Humble really is basically stock with a theme and a few other devs mods. 
I'm waiting for a RC of infinity or maybe gummy if they can fix the hot boots.
But try it. You may like it. Flashing stuff to try is half the fun.


----------



## hvc1911

IMO Humble 5.0, hands down. While 2.1 GC with HoneyCharged is pretty sweet, my phone has never run as fast as it does on Humble 5.0. Most of the difference is the build, EP3HA and EP4P have both been fantastic.
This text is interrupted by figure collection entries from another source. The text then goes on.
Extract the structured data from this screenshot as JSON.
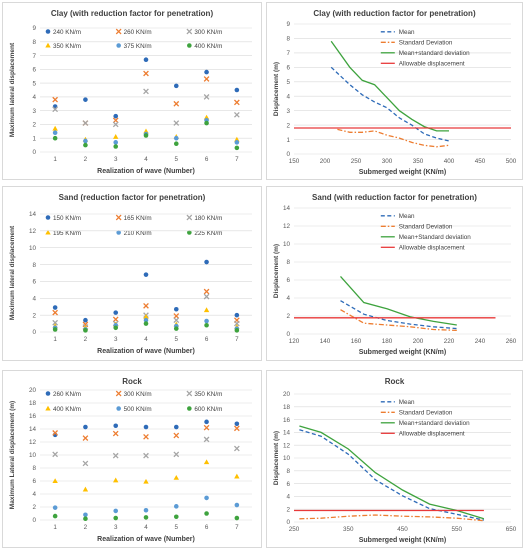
{
  "chart_data": [
    {
      "type": "scatter",
      "title": "Clay (with reduction factor for penetration)",
      "xlabel": "Realization of wave (Number)",
      "ylabel": "Maximum lateral displacement",
      "ylim": [
        0,
        9
      ],
      "yticks": [
        0,
        1,
        2,
        3,
        4,
        5,
        6,
        7,
        8,
        9
      ],
      "categories": [
        "1",
        "2",
        "3",
        "4",
        "5",
        "6",
        "7"
      ],
      "legend_rows": 3,
      "series": [
        {
          "name": "240 KN/m",
          "marker": "dot",
          "color": "#2e6bb8",
          "values": [
            3.3,
            3.8,
            2.6,
            6.7,
            4.8,
            5.8,
            4.5
          ]
        },
        {
          "name": "260 KN/m",
          "marker": "x",
          "color": "#ed7d31",
          "values": [
            3.8,
            2.1,
            2.3,
            5.7,
            3.5,
            5.3,
            3.6
          ]
        },
        {
          "name": "300 KN/m",
          "marker": "x",
          "color": "#a5a5a5",
          "values": [
            3.1,
            2.1,
            2.0,
            4.4,
            2.1,
            4.0,
            2.7
          ]
        },
        {
          "name": "350 KN/m",
          "marker": "tri",
          "color": "#ffc000",
          "values": [
            1.7,
            0.9,
            1.1,
            1.5,
            1.1,
            2.5,
            0.9
          ]
        },
        {
          "name": "375 KN/m",
          "marker": "dot",
          "color": "#5b9bd5",
          "values": [
            1.4,
            0.8,
            0.7,
            1.3,
            1.0,
            2.3,
            0.7
          ]
        },
        {
          "name": "400 KN/m",
          "marker": "dot",
          "color": "#3ea33e",
          "values": [
            1.0,
            0.5,
            0.4,
            1.2,
            0.6,
            2.1,
            0.3
          ]
        }
      ]
    },
    {
      "type": "line",
      "title": "Clay (with reduction factor for penetration)",
      "xlabel": "Submerged weight (KN/m)",
      "ylabel": "Displacement (m)",
      "xlim": [
        150,
        500
      ],
      "ylim": [
        0,
        9
      ],
      "xticks": [
        150,
        200,
        250,
        300,
        350,
        400,
        450,
        500
      ],
      "yticks": [
        0,
        1,
        2,
        3,
        4,
        5,
        6,
        7,
        8,
        9
      ],
      "series": [
        {
          "name": "Mean",
          "style": "dash",
          "color": "#2e6bb8",
          "x": [
            210,
            240,
            260,
            280,
            300,
            320,
            340,
            360,
            380,
            400
          ],
          "y": [
            6.0,
            4.8,
            4.1,
            3.6,
            3.2,
            2.5,
            2.0,
            1.4,
            1.1,
            0.9
          ]
        },
        {
          "name": "Standard Deviation",
          "style": "dashdot",
          "color": "#ed7d31",
          "x": [
            220,
            240,
            260,
            280,
            300,
            320,
            340,
            360,
            380,
            400
          ],
          "y": [
            1.7,
            1.5,
            1.5,
            1.6,
            1.3,
            1.1,
            0.8,
            0.6,
            0.5,
            0.6
          ]
        },
        {
          "name": "Mean+standard deviation",
          "style": "solid",
          "color": "#3ea33e",
          "x": [
            210,
            240,
            260,
            280,
            300,
            320,
            340,
            360,
            380,
            400
          ],
          "y": [
            7.8,
            6.0,
            5.1,
            4.8,
            3.9,
            3.0,
            2.4,
            1.9,
            1.6,
            1.6
          ]
        },
        {
          "name": "Allowable displacement",
          "style": "solid",
          "color": "#e8393a",
          "x": [
            150,
            500
          ],
          "y": [
            1.8,
            1.8
          ]
        }
      ]
    },
    {
      "type": "scatter",
      "title": "Sand (reduction factor for penetration)",
      "xlabel": "Realization of wave (Number)",
      "ylabel": "Maximum lateral displacement",
      "ylim": [
        0,
        14
      ],
      "yticks": [
        0,
        2,
        4,
        6,
        8,
        10,
        12,
        14
      ],
      "categories": [
        "1",
        "2",
        "3",
        "4",
        "5",
        "6",
        "7"
      ],
      "legend_rows": 2,
      "series": [
        {
          "name": "150 KN/m",
          "marker": "dot",
          "color": "#2e6bb8",
          "values": [
            2.9,
            1.4,
            2.3,
            6.8,
            2.7,
            8.3,
            2.0
          ]
        },
        {
          "name": "165 KN/m",
          "marker": "x",
          "color": "#ed7d31",
          "values": [
            2.3,
            0.9,
            1.5,
            3.1,
            1.9,
            4.8,
            1.4
          ]
        },
        {
          "name": "180 KN/m",
          "marker": "x",
          "color": "#a5a5a5",
          "values": [
            1.1,
            0.6,
            1.0,
            2.0,
            1.4,
            4.2,
            1.0
          ]
        },
        {
          "name": "195 KN/m",
          "marker": "tri",
          "color": "#ffc000",
          "values": [
            0.7,
            0.5,
            0.9,
            1.8,
            0.9,
            2.6,
            0.6
          ]
        },
        {
          "name": "210 KN/m",
          "marker": "dot",
          "color": "#5b9bd5",
          "values": [
            0.5,
            0.3,
            0.8,
            1.4,
            0.7,
            1.3,
            0.4
          ]
        },
        {
          "name": "225 KN/m",
          "marker": "dot",
          "color": "#3ea33e",
          "values": [
            0.3,
            0.2,
            0.5,
            1.0,
            0.4,
            0.8,
            0.2
          ]
        }
      ]
    },
    {
      "type": "line",
      "title": "Sand (with reduction factor for penetration)",
      "xlabel": "Submerged weight (KN/m)",
      "ylabel": "Displacement (m)",
      "xlim": [
        120,
        260
      ],
      "ylim": [
        0,
        14
      ],
      "xticks": [
        120,
        140,
        160,
        180,
        200,
        220,
        240,
        260
      ],
      "yticks": [
        0,
        2,
        4,
        6,
        8,
        10,
        12,
        14
      ],
      "series": [
        {
          "name": "Mean",
          "style": "dash",
          "color": "#2e6bb8",
          "x": [
            150,
            165,
            180,
            195,
            210,
            225
          ],
          "y": [
            3.7,
            2.2,
            1.5,
            1.1,
            0.8,
            0.6
          ]
        },
        {
          "name": "Standard Deviation",
          "style": "dashdot",
          "color": "#ed7d31",
          "x": [
            150,
            165,
            180,
            195,
            210,
            225
          ],
          "y": [
            2.7,
            1.2,
            1.0,
            0.8,
            0.5,
            0.4
          ]
        },
        {
          "name": "Mean+Standard deviation",
          "style": "solid",
          "color": "#3ea33e",
          "x": [
            150,
            165,
            180,
            195,
            210,
            225
          ],
          "y": [
            6.4,
            3.5,
            2.8,
            1.9,
            1.4,
            1.0
          ]
        },
        {
          "name": "Allowable displacement",
          "style": "solid",
          "color": "#e8393a",
          "x": [
            120,
            250
          ],
          "y": [
            1.8,
            1.8
          ]
        }
      ]
    },
    {
      "type": "scatter",
      "title": "Rock",
      "xlabel": "Realization of wave (Number)",
      "ylabel": "Maximum Lateral displacement (m)",
      "ylim": [
        0,
        20
      ],
      "yticks": [
        0,
        2,
        4,
        6,
        8,
        10,
        12,
        14,
        16,
        18,
        20
      ],
      "categories": [
        "1",
        "2",
        "3",
        "4",
        "5",
        "6",
        "7"
      ],
      "legend_rows": 2,
      "series": [
        {
          "name": "260 KN/m",
          "marker": "dot",
          "color": "#2e6bb8",
          "values": [
            13.1,
            14.3,
            14.5,
            14.3,
            14.3,
            15.1,
            14.8
          ]
        },
        {
          "name": "300 KN/m",
          "marker": "x",
          "color": "#ed7d31",
          "values": [
            13.4,
            12.6,
            13.3,
            12.8,
            13.0,
            14.2,
            14.1
          ]
        },
        {
          "name": "350 KN/m",
          "marker": "x",
          "color": "#a5a5a5",
          "values": [
            10.1,
            8.7,
            9.9,
            9.9,
            10.1,
            12.4,
            11.0
          ]
        },
        {
          "name": "400 KN/m",
          "marker": "tri",
          "color": "#ffc000",
          "values": [
            6.0,
            4.7,
            6.1,
            5.9,
            6.5,
            8.9,
            6.7
          ]
        },
        {
          "name": "500 KN/m",
          "marker": "dot",
          "color": "#5b9bd5",
          "values": [
            1.9,
            0.8,
            1.4,
            1.5,
            2.1,
            3.4,
            2.3
          ]
        },
        {
          "name": "600 KN/m",
          "marker": "dot",
          "color": "#3ea33e",
          "values": [
            0.6,
            0.2,
            0.3,
            0.4,
            0.5,
            1.0,
            0.3
          ]
        }
      ]
    },
    {
      "type": "line",
      "title": "Rock",
      "xlabel": "Submerged weight (KN/m)",
      "ylabel": "Displacement (m)",
      "xlim": [
        250,
        650
      ],
      "ylim": [
        0,
        20
      ],
      "xticks": [
        250,
        350,
        450,
        550,
        650
      ],
      "yticks": [
        0,
        2,
        4,
        6,
        8,
        10,
        12,
        14,
        16,
        18,
        20
      ],
      "series": [
        {
          "name": "Mean",
          "style": "dash",
          "color": "#2e6bb8",
          "x": [
            260,
            300,
            350,
            400,
            450,
            500,
            550,
            600
          ],
          "y": [
            14.4,
            13.4,
            10.6,
            6.6,
            4.1,
            2.1,
            1.2,
            0.3
          ]
        },
        {
          "name": "Standard Deviation",
          "style": "dashdot",
          "color": "#ed7d31",
          "x": [
            260,
            300,
            350,
            400,
            450,
            500,
            550,
            600
          ],
          "y": [
            0.5,
            0.6,
            0.9,
            1.1,
            0.9,
            0.8,
            0.6,
            0.2
          ]
        },
        {
          "name": "Mean+standard deviation",
          "style": "solid",
          "color": "#3ea33e",
          "x": [
            260,
            300,
            350,
            400,
            450,
            500,
            550,
            600
          ],
          "y": [
            15.0,
            14.0,
            11.4,
            7.7,
            5.0,
            2.8,
            1.8,
            0.5
          ]
        },
        {
          "name": "Allowable displacement",
          "style": "solid",
          "color": "#e8393a",
          "x": [
            250,
            600
          ],
          "y": [
            1.8,
            1.8
          ]
        }
      ]
    }
  ]
}
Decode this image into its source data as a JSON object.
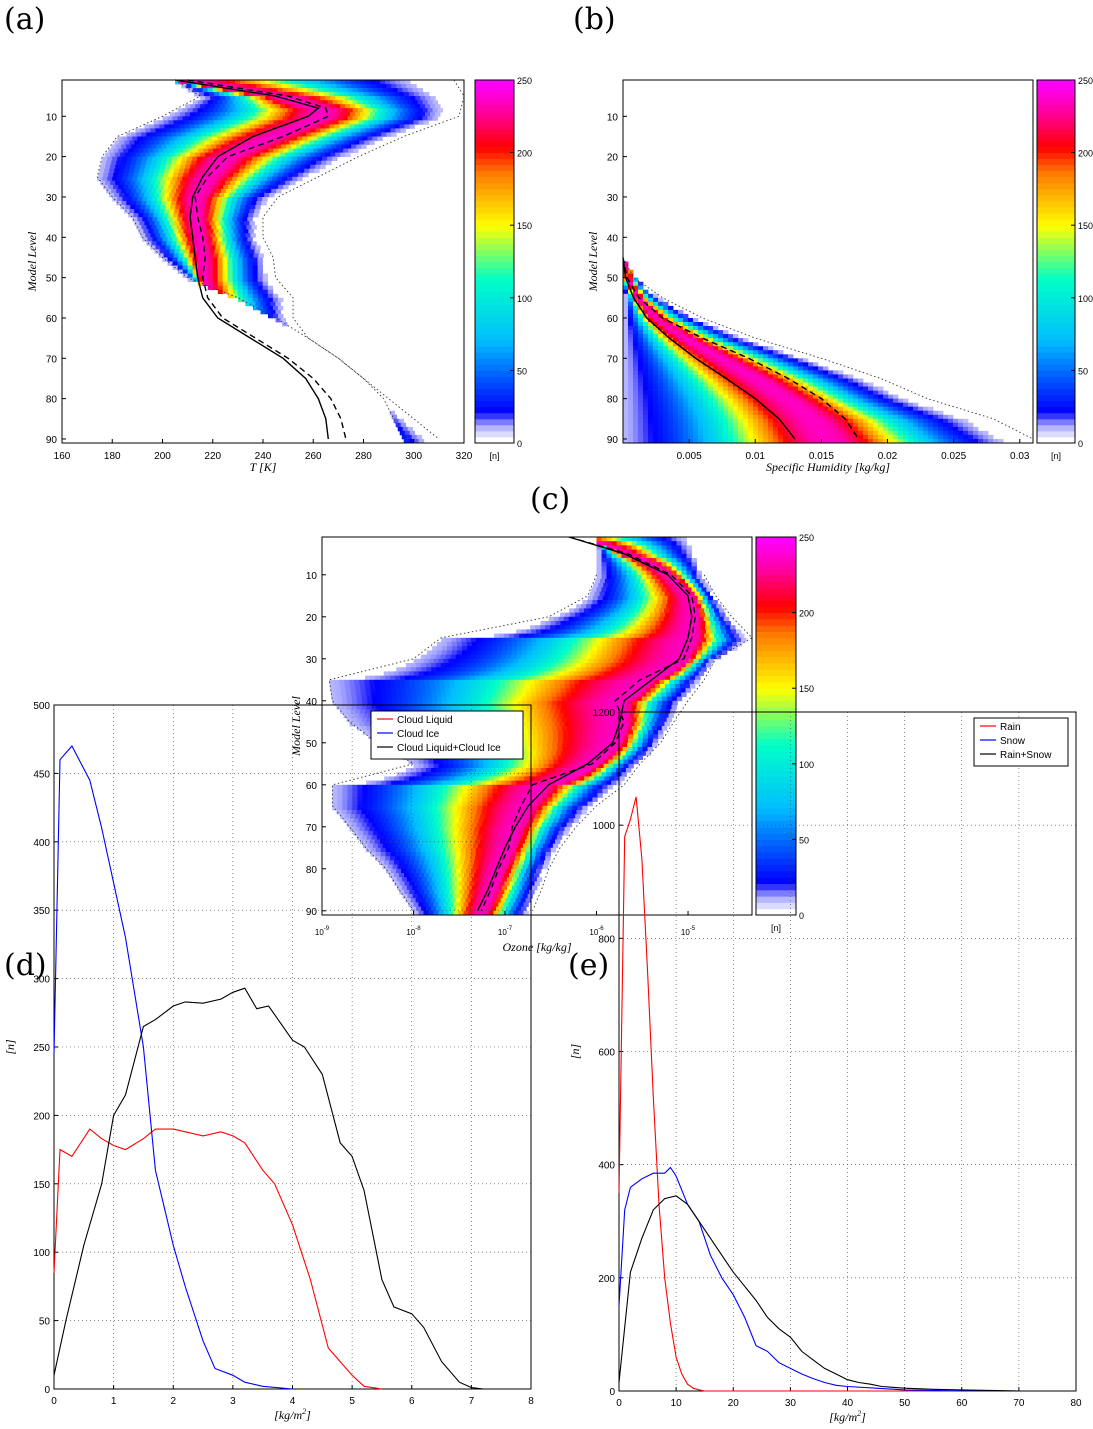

GC 2.1 - TSM parts, more themes, gummytoolbox

Humble - faster, more stable


----------



## Droidianslip

I think you will find that just running one of the TBH leaked ep4 roms with Imoseyon's kernal and you will be as stable if not better off than humble. All you get from Humble after that is what the Themer thinks you would like to see. The new Blue Black ep4 theme is nice just make sure you load it on the deodexed leak


----------



## shrike1978

Birthofahero said:


> Humble really is basically stock with a theme and a few other devs mods.
> I'm waiting for a RC of infinity or maybe gummy if they can fix the hot boots.
> But try it. You may like it. Flashing stuff to try is half the fun.


imnuts straight up said in another thread that they aren't going to be able to fully fix the hot boots until they can get kernel source. I'll give Infinity another shot then. I liked it a lot before he added TSM parts.


----------



## empty_skull

I've run both. I like Gummy because there are a lot more themes for it and it seems a little more mature. But I'm sticking with Humble for now because I'm getting the hotboots like mad with Gummy(Which isn't Gummy's fault I've read). If it wasn't for that, well I'd use Gummy. Hell I may even switch back.

But why take our word. Use the latest CWM, if you have it, make a full back up of your system now. Then install Humble and take it for a spin. You can always CWM back very easy. I've got my Gummy back up waiting if I ever want to switch back.


----------



## SlotMachine

I have been using humble and its fast as hell but it drains my battery in 5 hours of light use where stock I get +/- 8hours


----------



## bicycle019

Not a super direct comparison, but I was on a Froyo version of Gummy and recently switched to the GBE Humble 5.0. Speed on Humble does seem better, but I'm not overwhelmed with the difference in daily use. The data drop issue, of which I've only had minimal encounters with here in the Denver/Boulder area, seems better and battery life so far also seems improved. Either is a huge improvement over stock EE4 that came with my phone.


----------